The Employment Appeal Tribunal has held that employees who are permanently incapacitated should be distinguished from employees who may return to work and that TUPE does not apply to those permanently incapacitated.
The Transfer of Undertakings (Protection of Employment) Regulations 2006 (TUPE) have the effect, under certain scenarios, of automatically transferring employees who are in scope to new employers, on their existing terms and conditions.
One such scenario is the transfer of work undertaken by one contractor to another contractor. In this case, BT Managed Services Limited (BTMS) carried out work for Orange. This contract was taken over from BTMS by Ericsson.
The Claimant in the case, Mr Edwards, was permanently absent from work, and received permanent health insurance (PHI) payments. It appears that at some point there had been a deliberate decision by BTMS to maintain a permanent absence from work, so that he could receive the insurance payments.
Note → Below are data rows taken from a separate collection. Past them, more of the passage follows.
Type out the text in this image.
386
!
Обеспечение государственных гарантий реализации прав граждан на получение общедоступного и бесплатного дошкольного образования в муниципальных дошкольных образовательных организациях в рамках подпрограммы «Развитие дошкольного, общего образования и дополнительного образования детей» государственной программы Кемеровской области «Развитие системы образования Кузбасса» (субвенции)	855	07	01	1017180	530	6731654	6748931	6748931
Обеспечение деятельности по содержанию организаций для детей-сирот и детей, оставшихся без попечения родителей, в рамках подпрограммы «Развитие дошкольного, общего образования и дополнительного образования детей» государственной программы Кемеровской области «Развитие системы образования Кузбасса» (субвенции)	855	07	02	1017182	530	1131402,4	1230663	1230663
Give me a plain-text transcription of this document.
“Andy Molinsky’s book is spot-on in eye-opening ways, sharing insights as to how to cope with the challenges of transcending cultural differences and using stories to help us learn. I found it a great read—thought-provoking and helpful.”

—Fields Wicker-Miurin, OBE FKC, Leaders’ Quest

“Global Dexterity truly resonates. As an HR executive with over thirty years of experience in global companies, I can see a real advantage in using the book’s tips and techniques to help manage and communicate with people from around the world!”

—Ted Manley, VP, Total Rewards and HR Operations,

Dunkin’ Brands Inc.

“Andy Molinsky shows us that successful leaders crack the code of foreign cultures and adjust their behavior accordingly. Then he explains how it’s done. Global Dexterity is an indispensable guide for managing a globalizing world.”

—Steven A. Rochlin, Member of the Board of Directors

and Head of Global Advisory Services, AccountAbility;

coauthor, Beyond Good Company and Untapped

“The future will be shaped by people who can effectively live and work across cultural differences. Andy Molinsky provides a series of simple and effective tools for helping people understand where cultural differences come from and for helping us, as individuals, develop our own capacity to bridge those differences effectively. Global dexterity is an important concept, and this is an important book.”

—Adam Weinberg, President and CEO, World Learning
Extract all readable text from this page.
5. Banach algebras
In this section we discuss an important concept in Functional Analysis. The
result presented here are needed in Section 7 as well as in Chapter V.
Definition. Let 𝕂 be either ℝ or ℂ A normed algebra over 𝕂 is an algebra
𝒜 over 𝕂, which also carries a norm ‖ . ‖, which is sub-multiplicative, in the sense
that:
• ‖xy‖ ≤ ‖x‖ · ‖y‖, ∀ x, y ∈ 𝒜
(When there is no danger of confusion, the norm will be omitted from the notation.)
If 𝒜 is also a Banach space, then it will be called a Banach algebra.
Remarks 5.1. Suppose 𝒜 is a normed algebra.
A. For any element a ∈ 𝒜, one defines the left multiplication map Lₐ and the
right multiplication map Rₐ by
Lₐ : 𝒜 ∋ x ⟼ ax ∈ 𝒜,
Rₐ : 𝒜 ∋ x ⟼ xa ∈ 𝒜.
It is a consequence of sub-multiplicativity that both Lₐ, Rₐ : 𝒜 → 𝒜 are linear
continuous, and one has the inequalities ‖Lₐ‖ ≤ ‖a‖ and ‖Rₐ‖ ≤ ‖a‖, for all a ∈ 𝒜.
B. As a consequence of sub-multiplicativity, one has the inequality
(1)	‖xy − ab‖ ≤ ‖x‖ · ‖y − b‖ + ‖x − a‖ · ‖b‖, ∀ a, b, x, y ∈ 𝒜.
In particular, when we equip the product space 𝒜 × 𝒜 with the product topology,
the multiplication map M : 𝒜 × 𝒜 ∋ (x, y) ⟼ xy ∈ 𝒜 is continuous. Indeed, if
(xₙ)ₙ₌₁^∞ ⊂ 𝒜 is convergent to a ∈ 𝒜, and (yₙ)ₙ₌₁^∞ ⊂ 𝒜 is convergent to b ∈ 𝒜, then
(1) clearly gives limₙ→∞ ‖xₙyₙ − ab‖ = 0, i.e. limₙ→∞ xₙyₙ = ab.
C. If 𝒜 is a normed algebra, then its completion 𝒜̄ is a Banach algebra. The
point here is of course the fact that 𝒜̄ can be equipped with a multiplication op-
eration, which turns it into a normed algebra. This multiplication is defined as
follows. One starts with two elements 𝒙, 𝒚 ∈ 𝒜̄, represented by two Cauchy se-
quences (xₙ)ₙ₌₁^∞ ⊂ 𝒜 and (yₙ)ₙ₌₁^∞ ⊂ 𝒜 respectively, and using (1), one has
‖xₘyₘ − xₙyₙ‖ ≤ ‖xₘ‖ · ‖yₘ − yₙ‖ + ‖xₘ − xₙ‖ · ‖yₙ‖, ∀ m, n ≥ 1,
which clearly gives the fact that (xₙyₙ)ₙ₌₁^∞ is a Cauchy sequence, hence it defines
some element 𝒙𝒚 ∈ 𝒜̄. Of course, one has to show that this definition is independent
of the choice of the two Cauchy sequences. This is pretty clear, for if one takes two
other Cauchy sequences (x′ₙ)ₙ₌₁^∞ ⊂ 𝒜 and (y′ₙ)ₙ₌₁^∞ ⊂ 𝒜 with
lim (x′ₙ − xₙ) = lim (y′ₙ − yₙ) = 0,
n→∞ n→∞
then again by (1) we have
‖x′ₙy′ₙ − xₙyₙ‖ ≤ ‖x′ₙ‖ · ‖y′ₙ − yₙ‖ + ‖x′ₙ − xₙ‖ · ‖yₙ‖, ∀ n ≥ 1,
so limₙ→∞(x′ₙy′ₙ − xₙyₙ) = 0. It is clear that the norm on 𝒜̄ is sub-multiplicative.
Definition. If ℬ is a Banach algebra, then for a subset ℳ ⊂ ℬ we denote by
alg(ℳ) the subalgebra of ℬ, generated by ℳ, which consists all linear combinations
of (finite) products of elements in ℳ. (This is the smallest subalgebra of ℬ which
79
When the transfer of the contract occurred, and Ericsson took it over, BTMS naturally wanted Mr Edwards to transfer along with the other employees. Ericsson argued that, under TUPE, only employees “assigned” to the group of employees transferring should transfer. They argued that Mr Edwards was not assigned, because his presence on the workforce was merely administrative, and he did not do anything in terms of work activities
The EAT agreed with Ericsson, and distinguished people in the position of Mr Edwards, and permanently absent from work, from those who might be absent on long-term sickness and who may, at some point in the future, carry out their activities for the business.
The unusual factor in this case is the decision to keep Mr Edwards permanently absent from work so that he could claim the PHI insurance payments. PHI cases should normally be actively managed by the employer, however, and the possibility of a future return to work taken into account. These cases, the normal cases, will usually therefore be in scope and TUPE will apply.